The on-site power generation industry currently employs 1,800 to 2,200 technicians in the United States, but with two back-to-back unusually active hurricane seasons in the Southeast raising awareness of the need for back-up power generators, the industry is now operating with a deficit of workers, according to Leo LeBlanc, chairman of the technician certification committee for the Electrical Generating Systems Association (EGSA). LeBlanc says the industry currently has 750 job openings. So where do you go to find a qualified technician to work on all these units?
Although there are nearly 20 schools and training programs nationally dedicated to educating those in the on-site power generation industry, no national certification standards existed for generator technicians — until now. This month, proctors across the nation will administer the first Electrical Generator Systems Technician Certification exams through a program with Ferris State University in cooperation with EGSA.
The 250-question comprehensive exam covers topics such as basic electricity, generators/alternators, instrumentation and controls, automatic transfer switches, voltage regulators, and auxiliary support systems.
“For the first time, we have standards in this industry through which we can measure proficiency, so that somebody in Maine will be measured by the same standards as somebody in Texas,” says George Rowley, EGSA director of education.

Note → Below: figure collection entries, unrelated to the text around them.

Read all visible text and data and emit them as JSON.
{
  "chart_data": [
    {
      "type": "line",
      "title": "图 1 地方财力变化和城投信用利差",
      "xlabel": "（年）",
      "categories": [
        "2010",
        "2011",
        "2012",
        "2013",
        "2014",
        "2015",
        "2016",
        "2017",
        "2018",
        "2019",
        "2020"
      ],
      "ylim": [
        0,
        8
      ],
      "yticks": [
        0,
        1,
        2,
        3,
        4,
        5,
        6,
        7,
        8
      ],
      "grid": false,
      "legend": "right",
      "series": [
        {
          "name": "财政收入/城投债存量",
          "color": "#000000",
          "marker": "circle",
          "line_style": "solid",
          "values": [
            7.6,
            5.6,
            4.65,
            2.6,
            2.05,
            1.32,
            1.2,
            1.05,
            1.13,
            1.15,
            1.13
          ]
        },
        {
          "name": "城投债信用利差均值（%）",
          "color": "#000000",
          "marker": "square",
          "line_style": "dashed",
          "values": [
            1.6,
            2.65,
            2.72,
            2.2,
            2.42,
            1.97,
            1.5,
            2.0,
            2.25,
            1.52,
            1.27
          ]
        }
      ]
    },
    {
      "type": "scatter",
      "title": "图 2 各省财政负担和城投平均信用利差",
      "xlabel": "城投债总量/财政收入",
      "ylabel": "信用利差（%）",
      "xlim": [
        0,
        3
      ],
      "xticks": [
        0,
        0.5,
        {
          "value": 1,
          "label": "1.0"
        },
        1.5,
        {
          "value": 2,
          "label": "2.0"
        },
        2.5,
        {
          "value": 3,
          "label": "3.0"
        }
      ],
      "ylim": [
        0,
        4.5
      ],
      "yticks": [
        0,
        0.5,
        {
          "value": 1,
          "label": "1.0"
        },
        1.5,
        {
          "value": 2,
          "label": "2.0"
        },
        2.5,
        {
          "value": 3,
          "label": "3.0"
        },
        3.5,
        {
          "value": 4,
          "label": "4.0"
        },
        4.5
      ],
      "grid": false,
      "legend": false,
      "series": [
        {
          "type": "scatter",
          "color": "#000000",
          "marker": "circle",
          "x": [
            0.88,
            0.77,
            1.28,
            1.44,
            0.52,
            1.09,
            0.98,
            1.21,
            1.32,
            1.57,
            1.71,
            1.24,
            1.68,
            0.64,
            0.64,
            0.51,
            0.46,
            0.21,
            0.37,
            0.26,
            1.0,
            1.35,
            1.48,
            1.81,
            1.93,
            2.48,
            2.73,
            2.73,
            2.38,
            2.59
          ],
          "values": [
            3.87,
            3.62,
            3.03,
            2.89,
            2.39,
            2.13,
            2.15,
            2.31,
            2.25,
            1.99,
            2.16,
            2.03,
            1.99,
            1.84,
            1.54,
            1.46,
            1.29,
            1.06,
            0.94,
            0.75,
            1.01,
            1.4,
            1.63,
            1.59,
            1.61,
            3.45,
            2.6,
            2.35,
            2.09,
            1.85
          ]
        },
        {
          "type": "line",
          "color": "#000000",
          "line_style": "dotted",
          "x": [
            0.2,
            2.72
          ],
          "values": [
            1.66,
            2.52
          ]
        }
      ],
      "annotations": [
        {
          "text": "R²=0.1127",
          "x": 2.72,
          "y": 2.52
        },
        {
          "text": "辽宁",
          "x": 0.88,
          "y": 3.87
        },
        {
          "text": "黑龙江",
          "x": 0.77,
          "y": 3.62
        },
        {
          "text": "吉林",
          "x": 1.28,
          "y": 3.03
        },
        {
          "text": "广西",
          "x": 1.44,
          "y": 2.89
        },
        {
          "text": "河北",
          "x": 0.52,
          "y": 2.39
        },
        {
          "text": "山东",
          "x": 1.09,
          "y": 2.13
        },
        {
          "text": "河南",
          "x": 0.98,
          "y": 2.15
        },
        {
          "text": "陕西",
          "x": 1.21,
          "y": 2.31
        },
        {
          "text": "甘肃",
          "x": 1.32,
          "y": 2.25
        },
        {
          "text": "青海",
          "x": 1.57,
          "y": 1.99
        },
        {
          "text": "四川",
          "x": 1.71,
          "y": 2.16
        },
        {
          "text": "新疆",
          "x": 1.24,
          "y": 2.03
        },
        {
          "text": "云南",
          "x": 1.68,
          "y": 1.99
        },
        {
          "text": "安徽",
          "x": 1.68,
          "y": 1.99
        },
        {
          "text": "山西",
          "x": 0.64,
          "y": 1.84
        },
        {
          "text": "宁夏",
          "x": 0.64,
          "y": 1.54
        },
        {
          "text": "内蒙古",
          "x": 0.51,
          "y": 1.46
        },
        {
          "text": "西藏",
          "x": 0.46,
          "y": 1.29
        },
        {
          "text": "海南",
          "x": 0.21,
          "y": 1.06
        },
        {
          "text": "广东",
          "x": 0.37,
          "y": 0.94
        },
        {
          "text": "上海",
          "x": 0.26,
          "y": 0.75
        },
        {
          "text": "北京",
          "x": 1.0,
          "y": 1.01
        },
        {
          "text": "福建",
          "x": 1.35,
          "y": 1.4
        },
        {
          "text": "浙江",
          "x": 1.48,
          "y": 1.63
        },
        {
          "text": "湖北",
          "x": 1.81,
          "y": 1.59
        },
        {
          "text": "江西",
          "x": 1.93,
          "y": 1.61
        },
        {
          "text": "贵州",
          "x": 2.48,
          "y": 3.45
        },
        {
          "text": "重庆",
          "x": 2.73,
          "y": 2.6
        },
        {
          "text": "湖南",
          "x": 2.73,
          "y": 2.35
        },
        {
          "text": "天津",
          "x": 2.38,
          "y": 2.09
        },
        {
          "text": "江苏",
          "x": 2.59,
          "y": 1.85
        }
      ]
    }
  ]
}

No prerequisites are required to take the exam, but LeBlanc recommends a minimum of three to four years of field experience. While there are no formal test preparation materials available at this time, Rowley says the 500-page “On-Site Power Generation: A Reference Book” is a useful study tool.
The exam fee is $160 for EGSA members or employees of member companies, and $425 for all other applicants. A score of 80% is required to obtain certification, and the test must be retaken every five years to maintain certification.